Ontario Liberals win third straight term in office
Ontario Premier and Liberal leader Dalton McGuinty and his wife Terri arrive at a polling station in Ottawa October 6, 2011. Ontario voters will head to the polls today in a provincial election. Reuters

Ontario Liberals scored a third straight victory in a provincial election in Canada's economic center on Thursday, but fell one seat short of a majority and will need support from opposition legislators to stay in power.

The Liberals won 53 seats in the Legislative Assembly of Ontario after a late surge in a campaign in which polls showed they started in a weak second place. The election numbers were not yet official and many individual races were very close.

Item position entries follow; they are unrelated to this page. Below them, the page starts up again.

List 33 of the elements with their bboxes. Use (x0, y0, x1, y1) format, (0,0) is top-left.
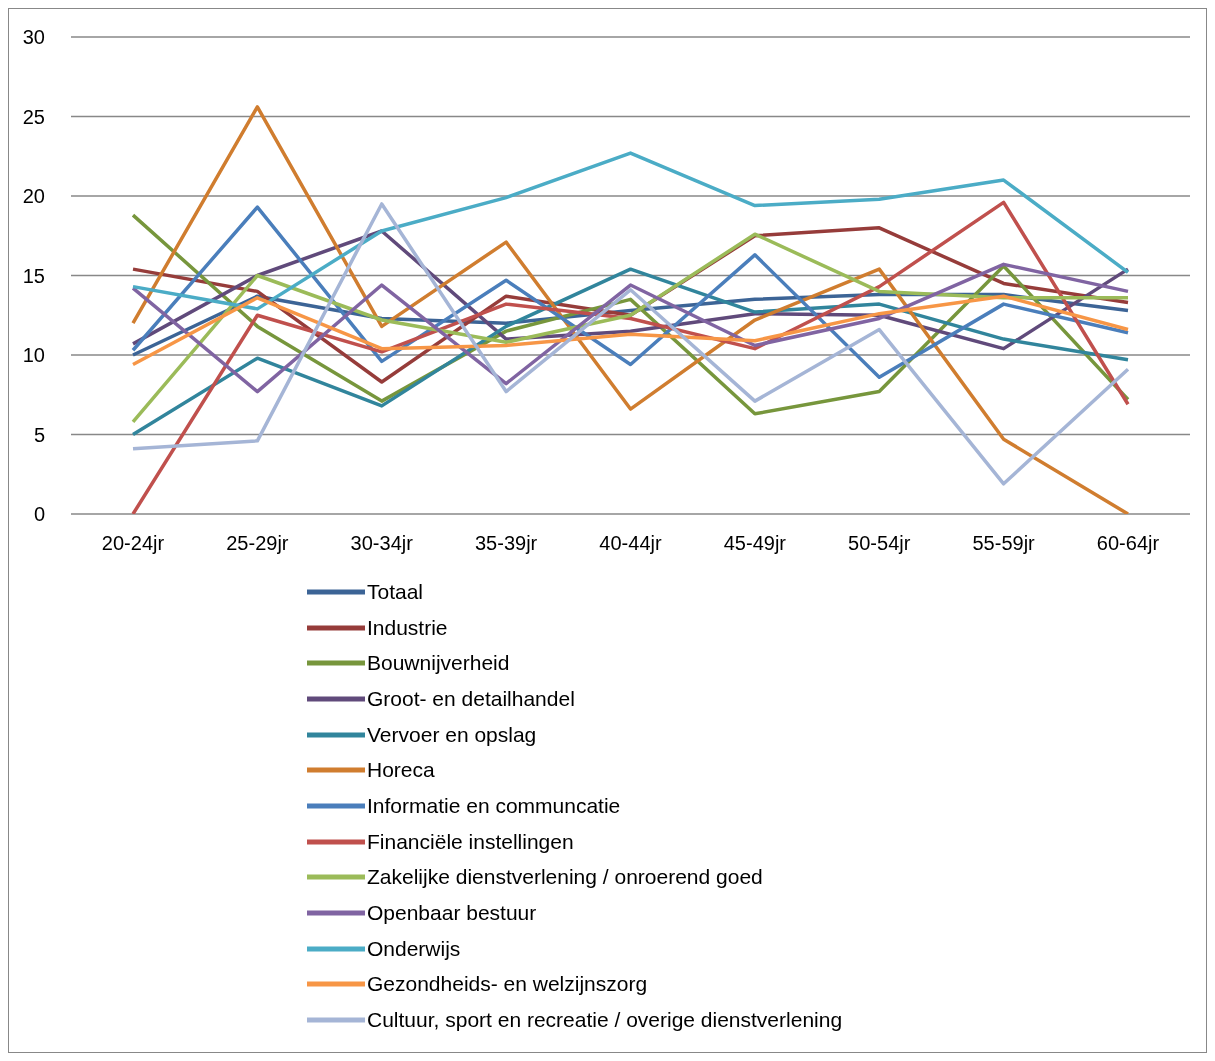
legend-label: Groot- en detailhandel (367, 686, 575, 711)
legend-label: Horeca (367, 758, 435, 783)
legend-label: Industrie (367, 615, 448, 640)
legend-label: Informatie en communcatie (367, 793, 621, 818)
x-tick-label: 45-49jr (723, 532, 787, 555)
x-tick-label: 30-34jr (350, 532, 414, 555)
legend-label: Totaal (367, 579, 424, 604)
y-tick-label: 20 (22, 185, 45, 208)
x-tick-label: 35-39jr (474, 532, 538, 555)
x-tick-label: 50-54jr (848, 532, 911, 555)
line-series (131, 294, 1130, 367)
legend-label: Onderwijs (367, 936, 461, 961)
x-tick-label: 60-64jr (1096, 532, 1160, 555)
x-tick-label: 40-44jr (599, 532, 662, 555)
legend-label: Cultuur, sport en recreatie / overige dienstverlening (367, 1008, 843, 1033)
line-series (131, 151, 1130, 311)
line-series (131, 262, 1130, 394)
y-tick-label: 25 (22, 105, 45, 128)
x-tick-label: 20-24jr (101, 532, 165, 555)
y-tick-label: 5 (33, 423, 45, 446)
legend-label: Zakelijke dienstverlening / onroerend goed (367, 865, 763, 890)
y-tick-label: 0 (33, 503, 45, 526)
legend-label: Financiële instellingen (367, 829, 574, 854)
y-tick-label: 30 (22, 26, 45, 49)
x-tick-label: 25-29jr (226, 532, 289, 555)
x-tick-label: 55-59jr (972, 532, 1036, 555)
legend-label: Vervoer en opslag (367, 722, 537, 747)
line-series (131, 105, 1130, 514)
y-tick-label: 15 (22, 264, 45, 287)
legend-label: Openbaar bestuur (367, 901, 537, 926)
legend-label: Bouwnijverheid (367, 651, 510, 676)
legend-label: Gezondheids- en welzijnszorg (367, 972, 648, 997)
y-tick-label: 10 (22, 344, 45, 367)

This will be the first minority government in the province since the mid-1980s.

The Progressive Conservatives scooped up 37 seats while the left-leaning New Democrats were ahead in 17.

The Liberals' took most of the seats in urban centers including the financial capital of Toronto, while the Conservatives dominated the province's rural areas.

Ontario Premier Dalton McGuinty, now heading for his third straight term in office, campaigned on a message of a steady hand at the tiller in difficult times.

McGuinty highlighted his track record of steering the province, Canada's manufacturing powerhouse, through recession with no major spending cuts.

Ontario, with a population of more than 13 million, is Canada's most populous province. Its export-oriented economy accounts for about 40 percent of the national gross domestic product.

The Liberals lost a total of 17 seats in the election, with the Conservatives picking up 12 and the New Democrats gaining seven. There were two vacancies going into the vote.

Fifty-four seats is the slimmest possible majority for the Liberals. Being one seat short of a majority means the Liberals will need to cooperate with opposition legislators to push through their agenda.

The two opposition parties can join forces to vote them out, either by rejecting major legislation or by passing a vote of no confidence.

'PREMIER DAD'

The race began with a call for change over public frustration with the rising debt, taxes, electricity bills and spending scandals. In the end, voters decided that boring is sometimes best with a stable McGuinty dubbed Premier Dad.

It's important that we be sober minded about the message Ontarians have sent us tonight, McGuinty said in a bittersweet speech before a cheering crowd in Ottawa.

Ontarians said to us, 'We are placing our trust in you but we expect you to work even harder, listen more than ever and give us nothing but your best every day. But most of all we demand that you lead.'

During the campaign, the Liberals promised more money for their priorities of healthcare and education.

They say they can rein in a C$16 billion deficit and ween the province off its dependency on the auto sector by investing heavily in renewable energy.

Tim Hudak, leader of the Progressive Conservatives, saw his lead disappear in the final weeks of the campaign as he scrambled to connect with voters on a platform that looked very similar to that of the Liberals, albeit with some promises to lower taxes and curb spending.

It is very clear that the people of Ontario have put Dalton McGuinty on a much shorter leash, Hudak told supporters at his campaign headquarters in Niagara Falls.

A vow to scrap Ontario's C$7 billion green energy deal with South Korea's Samsung and end above-market prices for renewable power were the party's only big policy difference with the Liberals.

Negative media play about right-wing crime and punishment ideas and moves deemed anti-immigrant and homophobic also did the Conservatives few favors.